Der Antragsgegner geht davon aus, die Antragstellerin, die zum 31. Dezember 2003 die Altpapiererfassung und -entsorgung im Landkreis C. durchgeführt habe, beabsichtige, nachdem ein Konkurrenzunternehmen ab 1. Januar 2004 nach europaweiter Ausschreitung, an der sich die Antragstellerin erfolglos beteiligt habe, mit der öffentlichen Altpapierentsorgung für das Gebiet des Landkreises C. beauftragt worden sei, den Einstieg in eine flächendeckende gewerbliche Sammlung an attraktiven Standorten. Derzeit ist allein zu beurteilen, ob der von der Antragstellerin beabsichtigten Altpapiersammlung auf dem Gelände der Firma E. in F. überwiegende öffentliche Interessen entgegenstehen. Die Antragstellerin hat eine flächendeckende gewerbliche Sammlung im Kreisgebiet in ihrem Schreiben vom 14. Februar 2005 nicht angezeigt. Vielmehr hat sie in ihrem Schreiben betont, auf Grund der Tatsache, dass sie "keine flächendeckende Sammlung durchführt", stünden ihrem Vorhaben keine überwiegenden öffentlichen Interessen entgegen.
Nach der vom Antragsgegner in diesem Eilverfahren vorgelegten Aufstellung "PPK -Landkreis C., Aufstellung der Tonnage an den öffentlichen Stellplätzen im Jahr 2004" sind am Standort E. im Jahr 2004 mit 338,68 t lediglich 7,6 % der vom Antragsgegner für dieses Jahr zu Grunde gelegten Gesamtmenge (PPK) von 4.667 t angefallen, also deutlich weniger als 20 %. Es ist damit nicht hinreichend wahrscheinlich, dass die von der Antragstellerin beabsichtigte gewerbliche Sammlung am Standort G. eine Unterschreitung von 80 % der Sammelleistung zur Folge hat. Erst bei einer solchen Unterschreitung aber könnte das Unternehmen, das ab 1. Januar 2004 mit der öffentlichen Altpapierentsorgung für das Gebiet des Landkreises C. beauftragt ist, eine Preisanpassung verlangen.

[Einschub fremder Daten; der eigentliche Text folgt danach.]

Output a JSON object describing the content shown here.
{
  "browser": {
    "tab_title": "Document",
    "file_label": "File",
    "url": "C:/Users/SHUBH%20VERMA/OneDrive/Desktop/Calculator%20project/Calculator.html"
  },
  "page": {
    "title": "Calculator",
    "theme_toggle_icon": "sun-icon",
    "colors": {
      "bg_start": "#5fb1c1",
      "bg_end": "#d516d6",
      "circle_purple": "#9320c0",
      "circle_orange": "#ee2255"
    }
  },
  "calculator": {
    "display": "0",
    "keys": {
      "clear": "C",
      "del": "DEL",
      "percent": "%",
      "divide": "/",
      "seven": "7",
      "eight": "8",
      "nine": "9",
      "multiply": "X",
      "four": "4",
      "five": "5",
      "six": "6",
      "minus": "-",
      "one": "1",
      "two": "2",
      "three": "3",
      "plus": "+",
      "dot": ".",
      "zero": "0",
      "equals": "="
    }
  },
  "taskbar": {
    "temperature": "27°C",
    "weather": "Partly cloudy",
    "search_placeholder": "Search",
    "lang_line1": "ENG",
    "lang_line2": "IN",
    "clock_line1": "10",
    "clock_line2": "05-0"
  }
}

Der Antragstellerin ist vorläufiger Rechtsschutz auch gegen die in dem Bescheid des Antragsgegners vom 30. März 2005 ausgesprochene Androhung eines Zwangsgeldes in Höhe von 10.000,-- Euro (Ziffer 2) zu gewähren. Ihr Widerspruch hat, soweit er sich gegen die Zwangsmittelandrohung wendet, gemäß § 64 Abs. 4 Satz 1 des Nds. Gesetzes über die öffentliche Sicherheit und Ordnung - Nds. SOG - keine aufschiebende Wirkung. Die aufschiebende Wirkung des Widerspruchs gegen die Zwangsmittelandrohung ist gemäß § 80 Abs. 5 VwGO i. V. m. § 64 Abs. 4 Satz 2 Nds. SOG anzuordnen. Da die Rechtmäßigkeit der Grundverfügung - wie dargelegt - ernstlichen Zweifeln begegnet, gilt dies auch für die Zwangsgeldandrohung.
Die aufschiebende Wirkung des Widerspruchs der Antragsstellerin gegen die Festsetzung der Verwaltungsgebühr für die abfallrechtliche Ordnungsverfügung auf 80,-- Euro war gleichfalls gemäß § 80 Abs. 5 VwGO anzuordnen. Die vorherige Durchführung eines behördlichen Aussetzungsverfahrens gemäß § 80 Abs. 6 Satz 1 VwGO ist entbehrlich, weil eine Vollstreckung droht (§ 80 Abs. 6 Satz 2 Nr. 2 VwGO). Da an der Rechtmäßigkeit der abfallrechtlichen Ordnungsverfügung ernstliche Zweifel bestehen, gilt dies auch für die Festsetzung der Verwaltungsgebühr.
Die Kostenentscheidung folgt aus § 154 Abs. 1 VwGO. Die Streitwertfestsetzung beruht auf §§ 53 Abs. 3 Nr. 2, 52 Abs. 1 GKG. Dabei hat sich die Kammer an der Höhe des angedrohten Zwangsgeldes orientiert.